School officials voice concern on directive


Local school officials are voicing their concerns and dismay after federal guidelines were issued Friday to allow transgender students to use bathrooms and locker rooms of their choice at public institutions.

Noncompliance could mean schools would lose federal funding, if the directive from the U.S. Justice and Education departments becomes law.

Supporters of the move say it’s a victory for civil rights in protecting people from discrimination who identify themselves with the opposite gender.

Superintendent Rob Hooker of Seymour Community School Corp. said the guidelines have no local impact at this point in time, because there is no precedent for such an action.

“There is no case law that gives the federal government the power to force Indiana schools to provide transgender bathrooms,” he said. “President (Barack) Obama has no legal power to force his demands on our school children.”

The federal directive came just days after the Justice Department and the state of North Carolina sued each other over a state law requiring transgender people use the public bathroom that corresponds to the sex they were born.

That legal battle is under the jurisdiction of a different circuit court of appeals than Indiana.

Indiana Governor Mike Pence said education issues should be handled at the state and local levels, not by federal law makers.

“Policies regarding the security and privacy of students in our schools should be in the hands of Hoosier parents and local schools, not bureaucrats in Washington, D.C.,” he said. “The federal government has no business getting involved in issues of this nature.

“I am confident that parents, teachers and administrators will continue to resolve these matters without federal mandates and in a manner that reflects the common sense and compassion of our state,” he added.

If the courts decide that transgender is a recognized group that deserves equal rights and protections, then it could change a lot for schools, including athletics.

“Title IX rules do not mention transgender in its wording,” Hooker said. “If a court determines that it is implied, then it may be the beginning of the end of the separate, but equal treatment of male and female sports at the high school and college levels.”

Hooker said there are more important issues for teachers and schools to be handling today than the gender identity of students.

“We would rather focus on promoting student learning and achievement,” he said. “Seymour Community Schools continue to accommodate all of our students and staffs needs while providing a safe and secure learning environment.”

Brownstown Central Community School Corp.

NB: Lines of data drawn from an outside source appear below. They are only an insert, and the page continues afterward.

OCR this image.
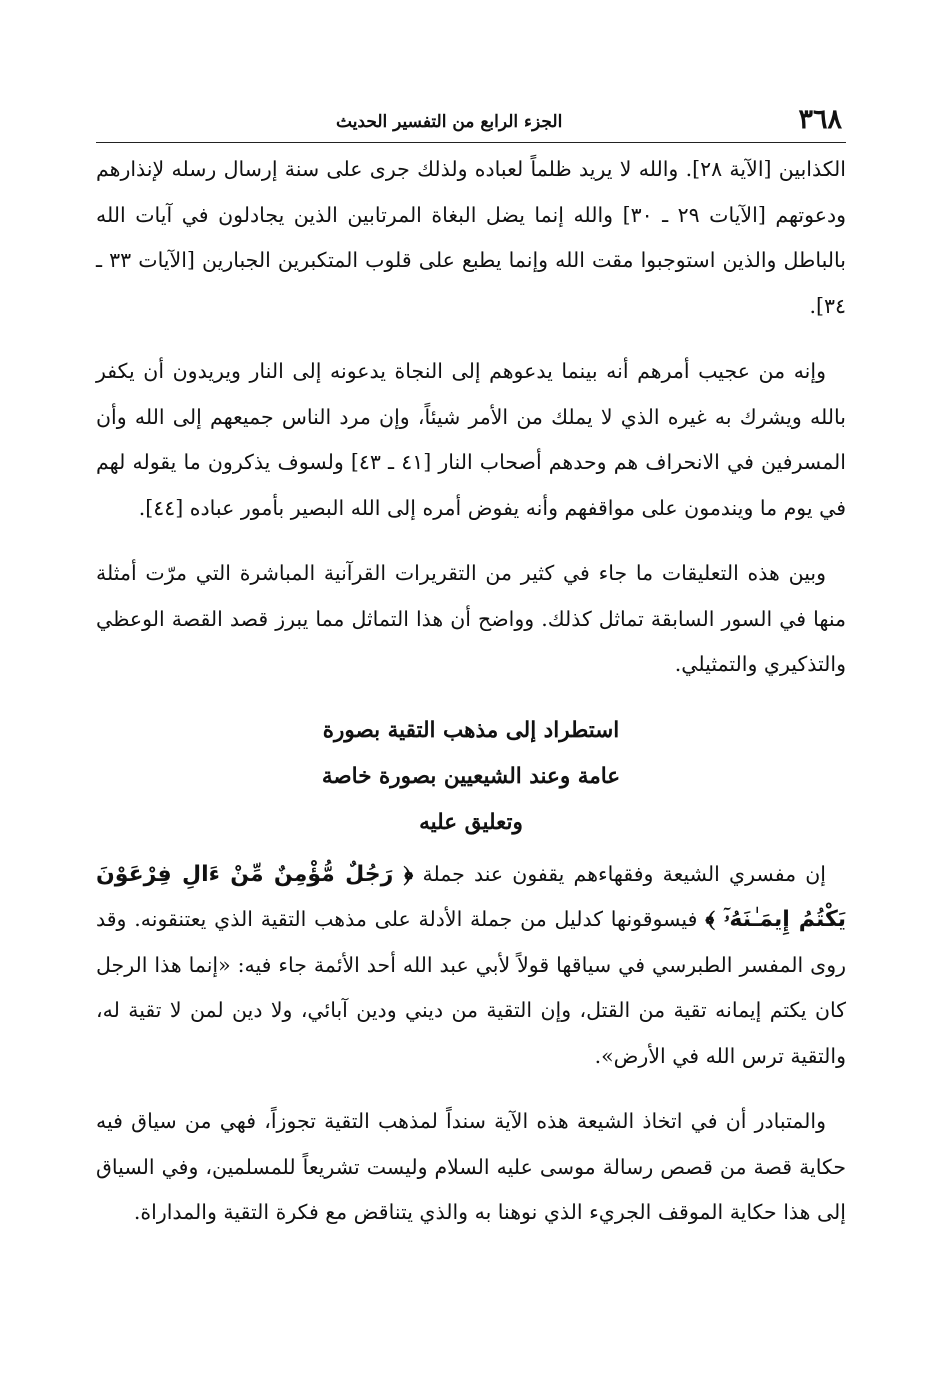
٣٦٨
الجزء الرابع من التفسير الحديث

الكذابين [الآية ٢٨]. والله لا يريد ظلماً لعباده ولذلك جرى على سنة إرسال رسله لإنذارهم ودعوتهم [الآيات ٢٩ ـ ٣٠] والله إنما يضل البغاة المرتابين الذين يجادلون في آيات الله بالباطل والذين استوجبوا مقت الله وإنما يطبع على قلوب المتكبرين الجبارين [الآيات ٣٣ ـ ٣٤].

وإنه من عجيب أمرهم أنه بينما يدعوهم إلى النجاة يدعونه إلى النار ويريدون أن يكفر بالله ويشرك به غيره الذي لا يملك من الأمر شيئاً، وإن مرد الناس جميعهم إلى الله وأن المسرفين في الانحراف هم وحدهم أصحاب النار [٤١ ـ ٤٣] ولسوف يذكرون ما يقوله لهم في يوم ما ويندمون على مواقفهم وأنه يفوض أمره إلى الله البصير بأمور عباده [٤٤].

وبين هذه التعليقات ما جاء في كثير من التقريرات القرآنية المباشرة التي مرّت أمثلة منها في السور السابقة تماثل كذلك. وواضح أن هذا التماثل مما يبرز قصد القصة الوعظي والتذكيري والتمثيلي.

استطراد إلى مذهب التقية بصورة
عامة وعند الشيعيين بصورة خاصة
وتعليق عليه

إن مفسري الشيعة وفقهاءهم يقفون عند جملة ﴿ رَجُلٌ مُّؤْمِنٌ مِّنْ ءَالِ فِرْعَوْنَ يَكْتُمُ إِيمَـٰنَهُۥٓ ﴾ فيسوقونها كدليل من جملة الأدلة على مذهب التقية الذي يعتنقونه. وقد روى المفسر الطبرسي في سياقها قولاً لأبي عبد الله أحد الأئمة جاء فيه: «إنما هذا الرجل كان يكتم إيمانه تقية من القتل، وإن التقية من ديني ودين آبائي، ولا دين لمن لا تقية له، والتقية ترس الله في الأرض».

والمتبادر أن في اتخاذ الشيعة هذه الآية سنداً لمذهب التقية تجوزاً، فهي من سياق فيه حكاية قصة من قصص رسالة موسى عليه السلام وليست تشريعاً للمسلمين، وفي السياق إلى هذا حكاية الموقف الجريء الذي نوهنا به والذي يتناقض مع فكرة التقية والمداراة.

Superintendent Greg Walker said all students should be treated fairly and feel safe at school, regardless of their gender, and the school board will have to review its policies in light of the changes being made at a national level.

“We will work with our attorney to develop policies and procedures to ensure that we are in compliance with these new guidelines,” he said.

Medora Superintendent Roger Bane had similar sentiments and said he would have to research the issue more and take it to the school board for discussion.

Some schools in the state have already taken actions in adding language to policies to protect transgender students and staff.

New Albany-Floyd County Consolidated School Corp. recently added “sexual stereotype non-conformity,” to its student rights and responsibilities handbook, spelling out protections for transgender students for the first time.

Bartholomew Consolidated School Board also is considering changing school policy to include transgender status and gender identity as protected classes. The policy means that school officials are not allowed to question the gender that students choose to identify with when they enroll.

But for local school districts, it’s a wait and see approach.

“Congress has not acted nor have the courts made any final rulings on these matters,” Hooker said.